I have been struggling sometime now with the following question and I feel like I am stacked.
Let $X_n : n= 0,1,\ldots$ be a sequence of iid discrete random variables with $$P(X_n=j)=a_j>0 \qquad \text{ for } j=0,1,2...$$
Is $Y_n=\min(X_0,X_1,\ldots,X_n)$ a Markov chain?
Any help would be much appreciated.
The sequences $(Y_n)_n$ of the $\min$'s and $(M_n)_n$ of the $\max$'s are Markov Chains.
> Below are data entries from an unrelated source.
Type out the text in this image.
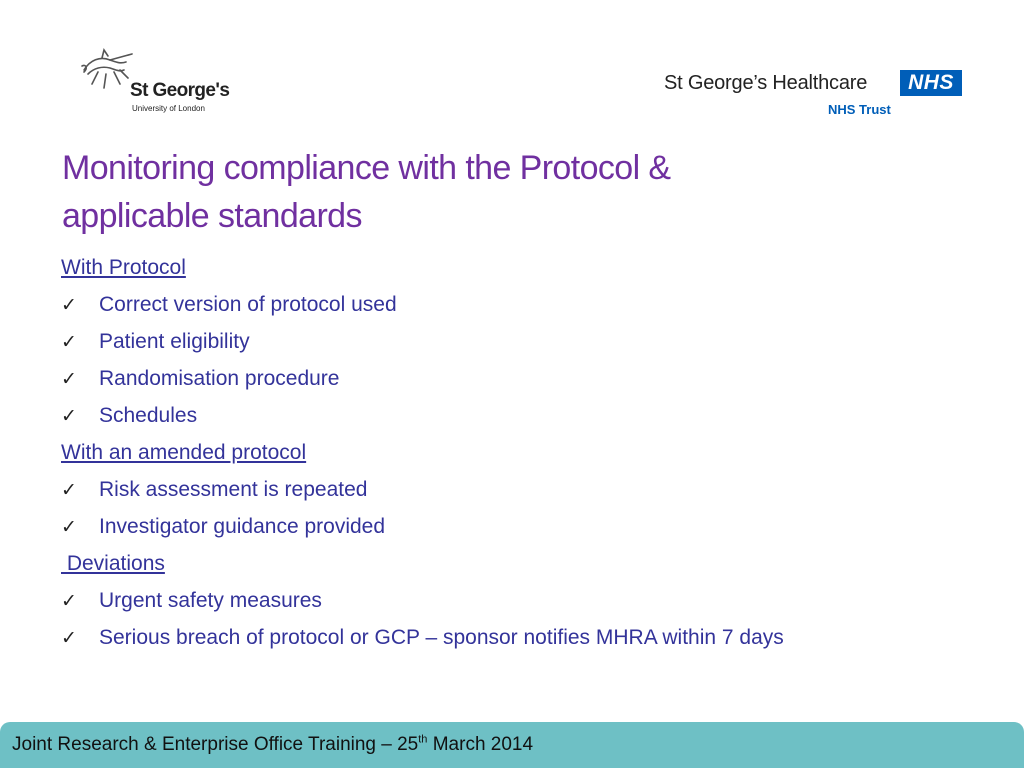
St George's
University of London
St George’s Healthcare	NHS
NHS Trust
Monitoring compliance with the Protocol &
applicable standards
With Protocol
✓ Correct version of protocol used
✓ Patient eligibility
✓ Randomisation procedure
✓ Schedules
With an amended protocol
✓ Risk assessment is repeated
✓ Investigator guidance provided
Deviations
✓ Urgent safety measures
✓ Serious breach of protocol or GCP – sponsor notifies MHRA within 7 days
Joint Research & Enterprise Office Training – 25th March 2014
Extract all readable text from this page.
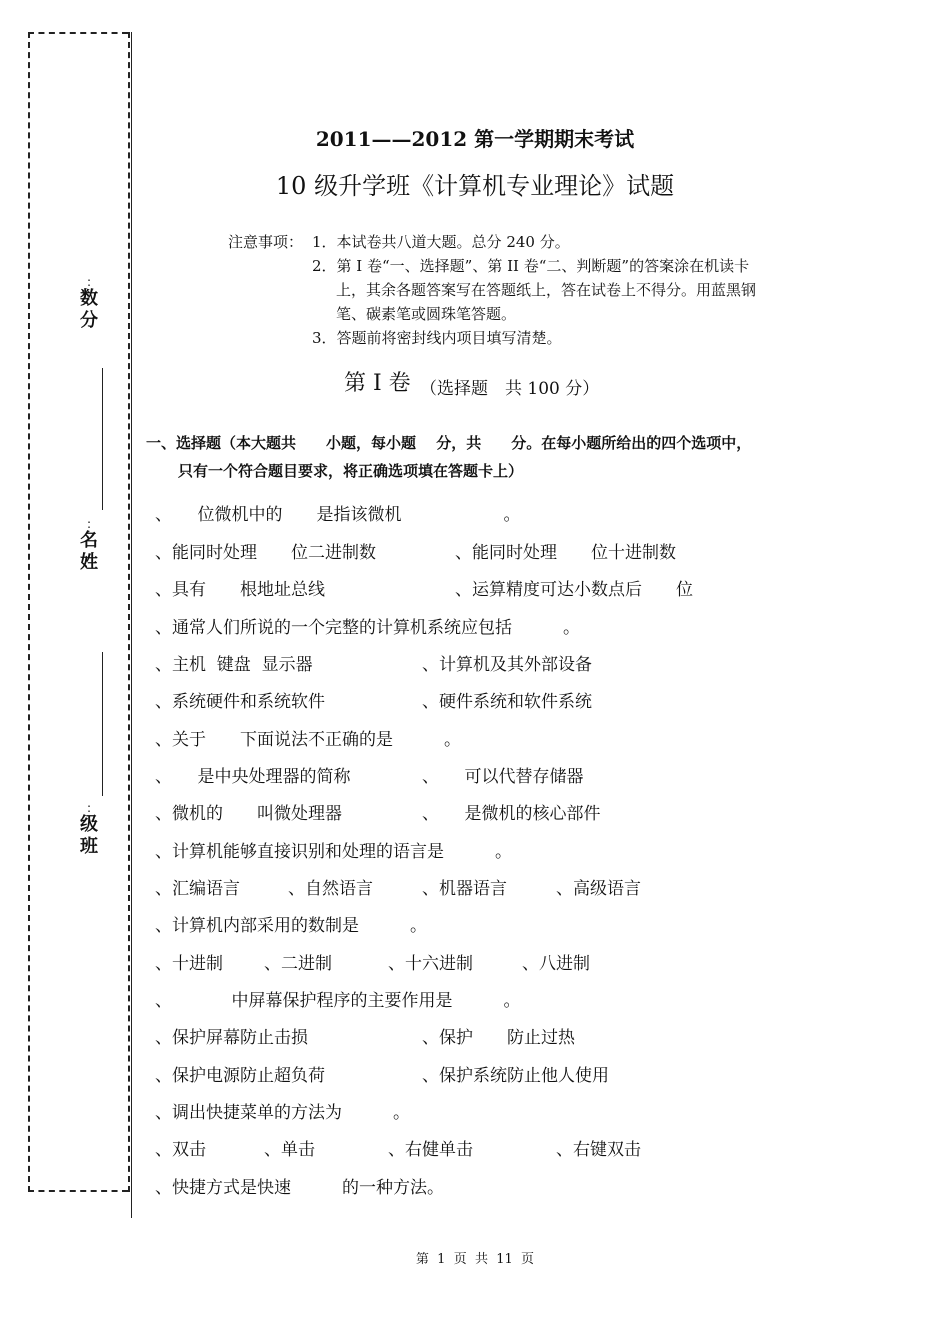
:
数
分
:
名
姓
:
级
班
2011——2012 第一学期期末考试
10 级升学班《计算机专业理论》试题
注意事项： 1．本试卷共八道大题。总分 240 分。
2．第 I 卷“一、选择题”、第 II 卷“二、判断题”的答案涂在机读卡
上，其余各题答案写在答题纸上，答在试卷上不得分。用蓝黑钢
笔、碳素笔或圆珠笔答题。
3．答题前将密封线内项目填写清楚。
第 I 卷 （选择题　共 100 分）
一、选择题（本大题共　　小题，每小题　 分，共　　分。在每小题所给出的四个选项中，
只有一个符合题目要求，将正确选项填在答题卡上）
、　　位微机中的　　是指该微机　　　　　　。
、能同时处理　　位二进制数	、能同时处理　　位十进制数
、具有　　根地址总线	、运算精度可达小数点后　　位
、通常人们所说的一个完整的计算机系统应包括　　　。
、主机  键盘  显示器	、计算机及其外部设备
、系统硬件和系统软件	、硬件系统和软件系统
、关于　　下面说法不正确的是　　　。
、　　是中央处理器的简称	、　　可以代替存储器
、微机的　　叫微处理器	、　　是微机的核心部件
、计算机能够直接识别和处理的语言是　　　。
、汇编语言	、自然语言	、机器语言	、高级语言
、计算机内部采用的数制是　　　。
、十进制 、二进制	、十六进制	、八进制
、　　　　中屏幕保护程序的主要作用是　　　。
、保护屏幕防止击损	、保护　　防止过热
、保护电源防止超负荷	、保护系统防止他人使用
、调出快捷菜单的方法为　　　。
、双击	、单击	、右健单击	、右键双击
、快捷方式是快速　　　的一种方法。
第  1  页  共  11  页
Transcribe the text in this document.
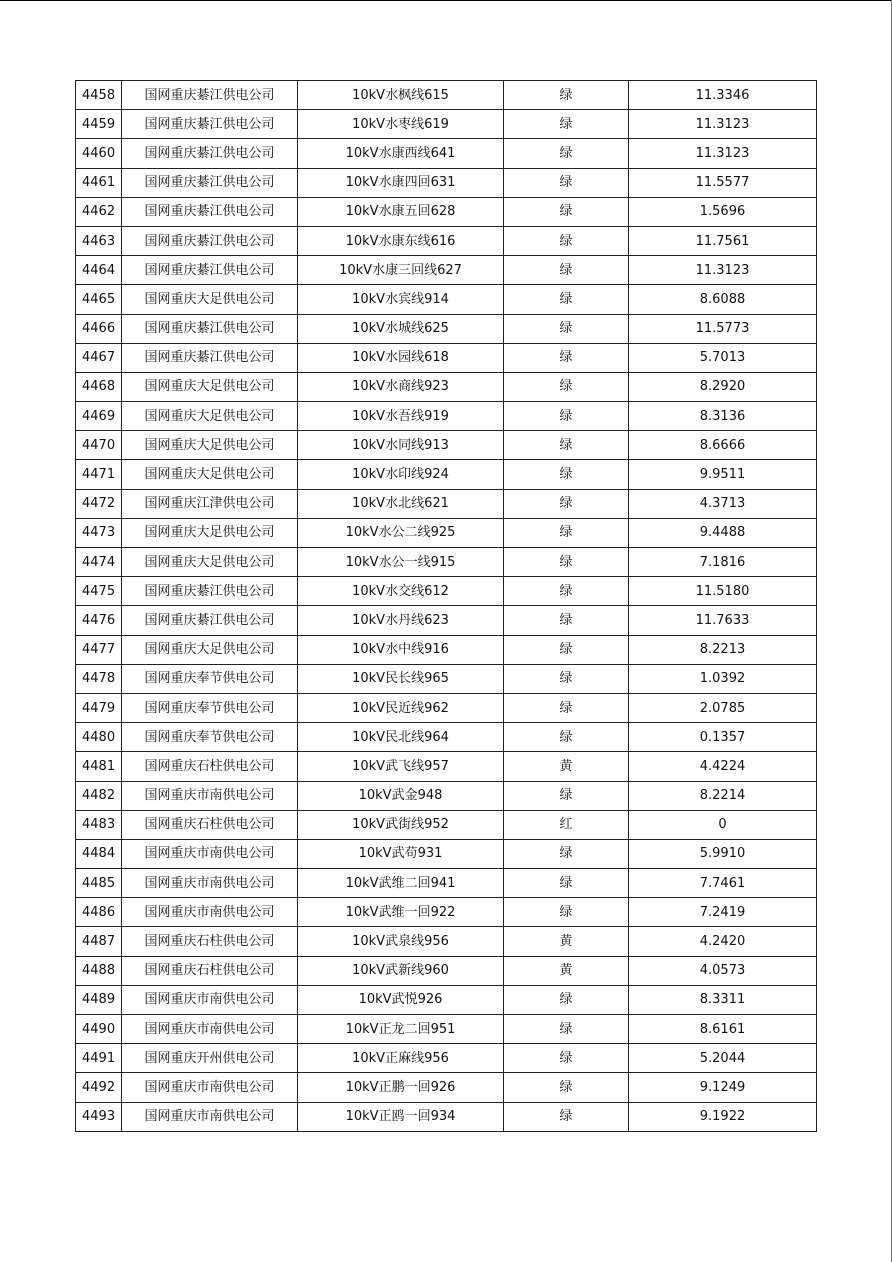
4458	国网重庆綦江供电公司	10kV水枫线615	绿	11.3346
4459	国网重庆綦江供电公司	10kV水枣线619	绿	11.3123
4460	国网重庆綦江供电公司	10kV水康西线641	绿	11.3123
4461	国网重庆綦江供电公司	10kV水康四回631	绿	11.5577
4462	国网重庆綦江供电公司	10kV水康五回628	绿	1.5696
4463	国网重庆綦江供电公司	10kV水康东线616	绿	11.7561
4464	国网重庆綦江供电公司	10kV水康三回线627	绿	11.3123
4465	国网重庆大足供电公司	10kV水宾线914	绿	8.6088
4466	国网重庆綦江供电公司	10kV水城线625	绿	11.5773
4467	国网重庆綦江供电公司	10kV水园线618	绿	5.7013
4468	国网重庆大足供电公司	10kV水商线923	绿	8.2920
4469	国网重庆大足供电公司	10kV水吾线919	绿	8.3136
4470	国网重庆大足供电公司	10kV水同线913	绿	8.6666
4471	国网重庆大足供电公司	10kV水印线924	绿	9.9511
4472	国网重庆江津供电公司	10kV水北线621	绿	4.3713
4473	国网重庆大足供电公司	10kV水公二线925	绿	9.4488
4474	国网重庆大足供电公司	10kV水公一线915	绿	7.1816
4475	国网重庆綦江供电公司	10kV水交线612	绿	11.5180
4476	国网重庆綦江供电公司	10kV水丹线623	绿	11.7633
4477	国网重庆大足供电公司	10kV水中线916	绿	8.2213
4478	国网重庆奉节供电公司	10kV民长线965	绿	1.0392
4479	国网重庆奉节供电公司	10kV民近线962	绿	2.0785
4480	国网重庆奉节供电公司	10kV民北线964	绿	0.1357
4481	国网重庆石柱供电公司	10kV武飞线957	黄	4.4224
4482	国网重庆市南供电公司	10kV武金948	绿	8.2214
4483	国网重庆石柱供电公司	10kV武街线952	红	0
4484	国网重庆市南供电公司	10kV武苟931	绿	5.9910
4485	国网重庆市南供电公司	10kV武维二回941	绿	7.7461
4486	国网重庆市南供电公司	10kV武维一回922	绿	7.2419
4487	国网重庆石柱供电公司	10kV武泉线956	黄	4.2420
4488	国网重庆石柱供电公司	10kV武新线960	黄	4.0573
4489	国网重庆市南供电公司	10kV武悦926	绿	8.3311
4490	国网重庆市南供电公司	10kV正龙二回951	绿	8.6161
4491	国网重庆开州供电公司	10kV正麻线956	绿	5.2044
4492	国网重庆市南供电公司	10kV正鹏一回926	绿	9.1249
4493	国网重庆市南供电公司	10kV正鸥一回934	绿	9.1922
As above, define $$Y_n:=\min\{X_0,X_1,\ldots X_n\}$$ and observe that given the values $Y_0,\ldots Y_n$ the value of $Y_{n+1}$ depends only on the value of $Y_n$ since $$Y_{n+1}=j \iff \min\{X_{n+1}, y_{n}\}=j \iff \begin{cases} y_n>j, X_{n+1}=j \text{ or }\\ y_n=j, X_{n+1}\ge j \end{cases}$$ Therefore the probability of $Y_{n+1}$ depends only on $Y_{n}$, i.e. $$\begin{align*}P(Y_{n+1}=j\mid Y_0=y_0, \ldots, Y_{n}=y_{n})&=P(Y_{n+1}=j|Y_n=y_n)\\\\&=\begin{cases}P(X_n=j)=a_j, & \text{ if } 0\le j<y_n \\ P(X_n\ge j)=\sum_{i\ge j}a_i, & \text{ if } y_n=j\\0, & \text{ if } y_n< j \end{cases}\end{align*}$$ since the minimum cannot increase. Similarly for $\max$ where you should be aware that the maximum cannot decrease.
Necessary for the above result is the fact that the $X_n$ are independent and identically distributed. Otherwise it would not hold.